From the top of a tall mountain, a stone is dropped. One second later, another stone is projected downwards with velocity $20{\text{ms}}^{-1}$. Find the distance from top where both stones meet.

• A. $\frac{45}{4}\text{m}$
• B. $40\text{m}$
• C. $10\text{m}$
• D. $\frac{50}{8}\text{m}$

Answer 1

The correct option is A $\frac{45}{4}\text{m}$

The distance covered by first stone in $1\text{s}$,

$S_1=\frac{1}{2}g{t}^2=\frac{1}{2}\left(10\right)(1{)}^2=5\text{m}$

Velocity of the first stone after $1\text{s}$,

$v_1=u+at(\text{here},a=g)$

$v_1=0+10\left(1\right)=10{\text{ms}}^{-1}$

At this instant, the velocity of second stone,

$v_2=20\text{m/s}$ (At the instant of release)

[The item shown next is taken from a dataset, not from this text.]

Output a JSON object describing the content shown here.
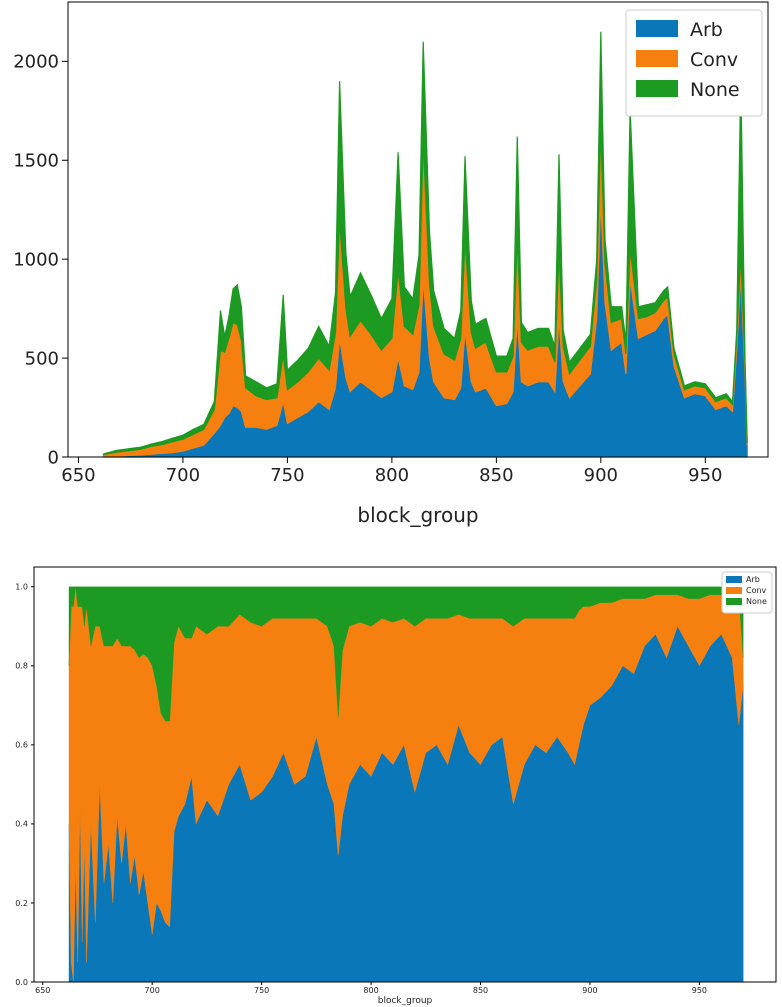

Now using concept of relative motion,

$v_{rel}=v_2-v_1=10{\text{ms}}^{-1}$

$S_{rel}=5\text{m};a_{rel}=0$

Time taken to second stone to cross first stone after throw is given by

$t=\frac{S_{rel}}{v_{rel}}=\frac{5}{10}=\frac{1}{2}\text{s}$

Time from $t=0$ to time of crossing for first stone will be

$T=1+\frac{1}{2}=\frac{3}{2}\text{s}$

So the total distance covered by first stone is

$S_{total}=\frac{1}{2}g{T}^2=\frac{1}{2}\times 10\times {\left(\frac{3}{2}\right)}^2$

$\therefore S_{total}=\frac{45}{4}\text{m}$

Hence, option $\left(\text{A}\right)$ is the correct answer.